|Blurry selfie, 2010.|
Selfies are everywhere now, of course, especially across social media, and when they first exploded as a phenomenon I was very tempted to state, in full-on Old Fart Mode*, that selfies were another sign of the shallow self-obsession of modern youth (you kids today! myeh! back in my day we had to use Polaroids and we liked it that way, we liked it FINE!). Fortunately I managed to hold my tongue for once, and spent a little more time looking at selfies online and what people were actually doing with them before making a snap judgement. And while some images really do project little more than vanity and shallowness -- sorry, but I calls 'em like I sees 'em -- others, MANY others, reflect an interesting visual aesthetic and a way of sharing how a particular individual experiences the world.

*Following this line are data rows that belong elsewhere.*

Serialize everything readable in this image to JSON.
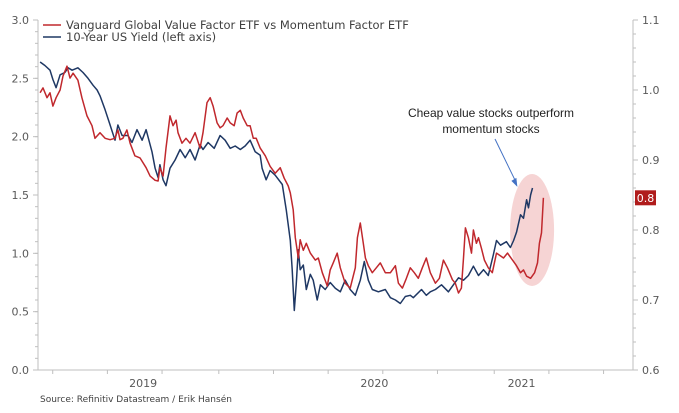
{
  "chart_data": {
    "type": "line",
    "title": "",
    "xlabel": "",
    "ylabel_left": "",
    "ylabel_right": "",
    "x_range": [
      2018.72,
      2021.55
    ],
    "x_tick_labels": [
      {
        "label": "2019",
        "at": 2019.22
      },
      {
        "label": "2020",
        "at": 2020.32
      },
      {
        "label": "2021",
        "at": 2021.02
      }
    ],
    "x_minor_ticks": [
      2018.79,
      2019.05,
      2019.31,
      2019.58,
      2019.84,
      2020.1,
      2020.36,
      2020.62,
      2020.89,
      2021.15,
      2021.41
    ],
    "left_axis": {
      "ylim": [
        0.0,
        3.0
      ],
      "ticks": [
        "0.0",
        "0.5",
        "1.0",
        "1.5",
        "2.0",
        "2.5",
        "3.0"
      ],
      "minor_step": 0.1
    },
    "right_axis": {
      "ylim": [
        0.6,
        1.1
      ],
      "ticks": [
        "0.6",
        "0.7",
        "0.8",
        "0.9",
        "1.0",
        "1.1"
      ],
      "minor_step": 0.02
    },
    "grid": false,
    "legend_position": "top-left",
    "series": [
      {
        "name": "Vanguard Global Value Factor ETF vs Momentum Factor ETF",
        "axis": "right",
        "color": "#c0282d",
        "points": [
          [
            2018.73,
            0.996
          ],
          [
            2018.744,
            1.003
          ],
          [
            2018.763,
            0.989
          ],
          [
            2018.777,
            0.996
          ],
          [
            2018.791,
            0.977
          ],
          [
            2018.806,
            0.989
          ],
          [
            2018.825,
            1.0
          ],
          [
            2018.839,
            1.02
          ],
          [
            2018.858,
            1.034
          ],
          [
            2018.872,
            1.017
          ],
          [
            2018.887,
            1.024
          ],
          [
            2018.91,
            1.014
          ],
          [
            2018.929,
            0.989
          ],
          [
            2018.953,
            0.963
          ],
          [
            2018.977,
            0.949
          ],
          [
            2018.991,
            0.931
          ],
          [
            2019.015,
            0.939
          ],
          [
            2019.039,
            0.931
          ],
          [
            2019.063,
            0.929
          ],
          [
            2019.086,
            0.931
          ],
          [
            2019.1,
            0.943
          ],
          [
            2019.11,
            0.929
          ],
          [
            2019.124,
            0.931
          ],
          [
            2019.143,
            0.943
          ],
          [
            2019.158,
            0.924
          ],
          [
            2019.181,
            0.906
          ],
          [
            2019.205,
            0.903
          ],
          [
            2019.234,
            0.889
          ],
          [
            2019.253,
            0.877
          ],
          [
            2019.277,
            0.871
          ],
          [
            2019.291,
            0.87
          ],
          [
            2019.3,
            0.889
          ],
          [
            2019.315,
            0.877
          ],
          [
            2019.329,
            0.917
          ],
          [
            2019.348,
            0.963
          ],
          [
            2019.362,
            0.949
          ],
          [
            2019.377,
            0.957
          ],
          [
            2019.386,
            0.939
          ],
          [
            2019.405,
            0.924
          ],
          [
            2019.424,
            0.931
          ],
          [
            2019.443,
            0.924
          ],
          [
            2019.467,
            0.939
          ],
          [
            2019.491,
            0.917
          ],
          [
            2019.505,
            0.939
          ],
          [
            2019.524,
            0.982
          ],
          [
            2019.539,
            0.989
          ],
          [
            2019.553,
            0.977
          ],
          [
            2019.572,
            0.953
          ],
          [
            2019.586,
            0.946
          ],
          [
            2019.6,
            0.949
          ],
          [
            2019.62,
            0.96
          ],
          [
            2019.634,
            0.953
          ],
          [
            2019.653,
            0.949
          ],
          [
            2019.667,
            0.967
          ],
          [
            2019.682,
            0.971
          ],
          [
            2019.696,
            0.96
          ],
          [
            2019.715,
            0.949
          ],
          [
            2019.729,
            0.949
          ],
          [
            2019.744,
            0.931
          ],
          [
            2019.758,
            0.931
          ],
          [
            2019.777,
            0.917
          ],
          [
            2019.801,
            0.906
          ],
          [
            2019.824,
            0.891
          ],
          [
            2019.848,
            0.881
          ],
          [
            2019.872,
            0.889
          ],
          [
            2019.891,
            0.874
          ],
          [
            2019.91,
            0.863
          ],
          [
            2019.92,
            0.853
          ],
          [
            2019.934,
            0.829
          ],
          [
            2019.944,
            0.789
          ],
          [
            2019.958,
            0.76
          ],
          [
            2019.967,
            0.786
          ],
          [
            2019.982,
            0.771
          ],
          [
            2019.996,
            0.781
          ],
          [
            2020.015,
            0.767
          ],
          [
            2020.039,
            0.757
          ],
          [
            2020.053,
            0.76
          ],
          [
            2020.072,
            0.739
          ],
          [
            2020.096,
            0.72
          ],
          [
            2020.11,
            0.743
          ],
          [
            2020.124,
            0.753
          ],
          [
            2020.143,
            0.767
          ],
          [
            2020.158,
            0.746
          ],
          [
            2020.181,
            0.724
          ],
          [
            2020.205,
            0.717
          ],
          [
            2020.229,
            0.746
          ],
          [
            2020.239,
            0.789
          ],
          [
            2020.253,
            0.81
          ],
          [
            2020.267,
            0.781
          ],
          [
            2020.277,
            0.76
          ],
          [
            2020.291,
            0.749
          ],
          [
            2020.31,
            0.739
          ],
          [
            2020.329,
            0.746
          ],
          [
            2020.348,
            0.753
          ],
          [
            2020.372,
            0.739
          ],
          [
            2020.396,
            0.739
          ],
          [
            2020.42,
            0.749
          ],
          [
            2020.434,
            0.724
          ],
          [
            2020.453,
            0.717
          ],
          [
            2020.472,
            0.731
          ],
          [
            2020.491,
            0.746
          ],
          [
            2020.51,
            0.739
          ],
          [
            2020.529,
            0.731
          ],
          [
            2020.548,
            0.746
          ],
          [
            2020.567,
            0.76
          ],
          [
            2020.586,
            0.739
          ],
          [
            2020.61,
            0.724
          ],
          [
            2020.629,
            0.731
          ],
          [
            2020.648,
            0.757
          ],
          [
            2020.667,
            0.746
          ],
          [
            2020.691,
            0.729
          ],
          [
            2020.705,
            0.724
          ],
          [
            2020.72,
            0.71
          ],
          [
            2020.734,
            0.717
          ],
          [
            2020.744,
            0.76
          ],
          [
            2020.753,
            0.803
          ],
          [
            2020.767,
            0.789
          ],
          [
            2020.782,
            0.767
          ],
          [
            2020.791,
            0.8
          ],
          [
            2020.805,
            0.781
          ],
          [
            2020.815,
            0.789
          ],
          [
            2020.829,
            0.774
          ],
          [
            2020.843,
            0.757
          ],
          [
            2020.862,
            0.746
          ],
          [
            2020.881,
            0.739
          ],
          [
            2020.901,
            0.767
          ],
          [
            2020.92,
            0.763
          ],
          [
            2020.934,
            0.76
          ],
          [
            2020.953,
            0.767
          ],
          [
            2020.977,
            0.757
          ],
          [
            2020.996,
            0.749
          ],
          [
            2021.015,
            0.739
          ],
          [
            2021.029,
            0.743
          ],
          [
            2021.044,
            0.734
          ],
          [
            2021.063,
            0.731
          ],
          [
            2021.082,
            0.739
          ],
          [
            2021.096,
            0.753
          ],
          [
            2021.105,
            0.781
          ],
          [
            2021.115,
            0.796
          ],
          [
            2021.124,
            0.846
          ]
        ],
        "last_value_badge": "0.8"
      },
      {
        "name": "10-Year US Yield (left axis)",
        "axis": "left",
        "color": "#1f3864",
        "points": [
          [
            2018.73,
            2.64
          ],
          [
            2018.753,
            2.61
          ],
          [
            2018.777,
            2.57
          ],
          [
            2018.791,
            2.49
          ],
          [
            2018.806,
            2.42
          ],
          [
            2018.825,
            2.53
          ],
          [
            2018.848,
            2.55
          ],
          [
            2018.863,
            2.59
          ],
          [
            2018.882,
            2.57
          ],
          [
            2018.91,
            2.59
          ],
          [
            2018.934,
            2.55
          ],
          [
            2018.958,
            2.5
          ],
          [
            2018.982,
            2.44
          ],
          [
            2019.001,
            2.4
          ],
          [
            2019.015,
            2.35
          ],
          [
            2019.039,
            2.23
          ],
          [
            2019.063,
            2.1
          ],
          [
            2019.086,
            1.97
          ],
          [
            2019.1,
            2.1
          ],
          [
            2019.12,
            2.01
          ],
          [
            2019.148,
            2.01
          ],
          [
            2019.167,
            1.95
          ],
          [
            2019.191,
            2.06
          ],
          [
            2019.215,
            1.97
          ],
          [
            2019.234,
            2.06
          ],
          [
            2019.262,
            1.87
          ],
          [
            2019.277,
            1.73
          ],
          [
            2019.291,
            1.65
          ],
          [
            2019.3,
            1.76
          ],
          [
            2019.315,
            1.63
          ],
          [
            2019.329,
            1.58
          ],
          [
            2019.348,
            1.73
          ],
          [
            2019.372,
            1.8
          ],
          [
            2019.396,
            1.89
          ],
          [
            2019.42,
            1.82
          ],
          [
            2019.443,
            1.89
          ],
          [
            2019.467,
            1.8
          ],
          [
            2019.491,
            1.93
          ],
          [
            2019.505,
            1.89
          ],
          [
            2019.529,
            1.95
          ],
          [
            2019.558,
            1.9
          ],
          [
            2019.586,
            2.01
          ],
          [
            2019.61,
            1.97
          ],
          [
            2019.634,
            1.9
          ],
          [
            2019.658,
            1.92
          ],
          [
            2019.682,
            1.89
          ],
          [
            2019.705,
            1.92
          ],
          [
            2019.729,
            1.97
          ],
          [
            2019.753,
            1.87
          ],
          [
            2019.777,
            1.84
          ],
          [
            2019.786,
            1.73
          ],
          [
            2019.805,
            1.63
          ],
          [
            2019.824,
            1.71
          ],
          [
            2019.848,
            1.67
          ],
          [
            2019.882,
            1.59
          ],
          [
            2019.901,
            1.37
          ],
          [
            2019.92,
            1.11
          ],
          [
            2019.929,
            0.86
          ],
          [
            2019.939,
            0.51
          ],
          [
            2019.948,
            0.73
          ],
          [
            2019.958,
            1.03
          ],
          [
            2019.967,
            0.86
          ],
          [
            2019.982,
            0.9
          ],
          [
            2019.996,
            0.69
          ],
          [
            2020.015,
            0.82
          ],
          [
            2020.029,
            0.77
          ],
          [
            2020.048,
            0.6
          ],
          [
            2020.063,
            0.73
          ],
          [
            2020.086,
            0.69
          ],
          [
            2020.11,
            0.75
          ],
          [
            2020.134,
            0.7
          ],
          [
            2020.158,
            0.67
          ],
          [
            2020.181,
            0.77
          ],
          [
            2020.205,
            0.69
          ],
          [
            2020.229,
            0.64
          ],
          [
            2020.253,
            0.77
          ],
          [
            2020.272,
            0.93
          ],
          [
            2020.291,
            0.77
          ],
          [
            2020.31,
            0.69
          ],
          [
            2020.339,
            0.67
          ],
          [
            2020.372,
            0.69
          ],
          [
            2020.396,
            0.62
          ],
          [
            2020.42,
            0.6
          ],
          [
            2020.443,
            0.57
          ],
          [
            2020.467,
            0.63
          ],
          [
            2020.491,
            0.64
          ],
          [
            2020.505,
            0.62
          ],
          [
            2020.544,
            0.69
          ],
          [
            2020.567,
            0.64
          ],
          [
            2020.586,
            0.67
          ],
          [
            2020.61,
            0.69
          ],
          [
            2020.639,
            0.73
          ],
          [
            2020.672,
            0.67
          ],
          [
            2020.696,
            0.73
          ],
          [
            2020.72,
            0.79
          ],
          [
            2020.744,
            0.77
          ],
          [
            2020.767,
            0.81
          ],
          [
            2020.791,
            0.89
          ],
          [
            2020.815,
            0.81
          ],
          [
            2020.839,
            0.86
          ],
          [
            2020.862,
            0.81
          ],
          [
            2020.886,
            0.99
          ],
          [
            2020.901,
            1.11
          ],
          [
            2020.92,
            1.07
          ],
          [
            2020.948,
            1.1
          ],
          [
            2020.967,
            1.05
          ],
          [
            2020.982,
            1.11
          ],
          [
            2020.996,
            1.18
          ],
          [
            2021.015,
            1.33
          ],
          [
            2021.029,
            1.3
          ],
          [
            2021.044,
            1.46
          ],
          [
            2021.053,
            1.39
          ],
          [
            2021.063,
            1.5
          ],
          [
            2021.072,
            1.56
          ]
        ]
      }
    ],
    "annotations": [
      {
        "text_line1": "Cheap value stocks outperform",
        "text_line2": "momentum stocks",
        "points_to": [
          2021.0,
          1.57
        ],
        "highlight_center": [
          2021.07,
          1.2
        ],
        "highlight_color": "#f4cccc"
      }
    ],
    "source": "Source: Refinitiv Datastream / Erik Hansén"
  }
}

Selfies can be as unique as their subjects -- funny, curious, mysterious, tragic, bold, goofy, astonishing -- it largely depends on how any particular individual chooses to wield a camera. And while I do think it's important to live in the moment rather than obsessively documenting it, selfies can also be a powerful tool for creative visual thinkers to create a narrative or a conversation about their lives.
I also realized somewhere along the line that I shouldn't complain too obstreperously about selfies, because I'm taking one right now. This blog is, in many ways, my selfie -- it reflects my ainsel (an old folk term meaning "my own self"), not necessarily the way I look on the outside, but what's knocking around in the back of my noggin. I may not ever get comfortable with cameras, but words? Especially written words? They're my element, and I'm as free using a pen or a keyboard as others are with a smartphone and a selfie stick. And if I expect other people to be OK with my particular choice of medium, I need to be willing to return the favor. In the end, the medium isn't nearly as important as the message.
*46 is well into Old Fart territory, ne?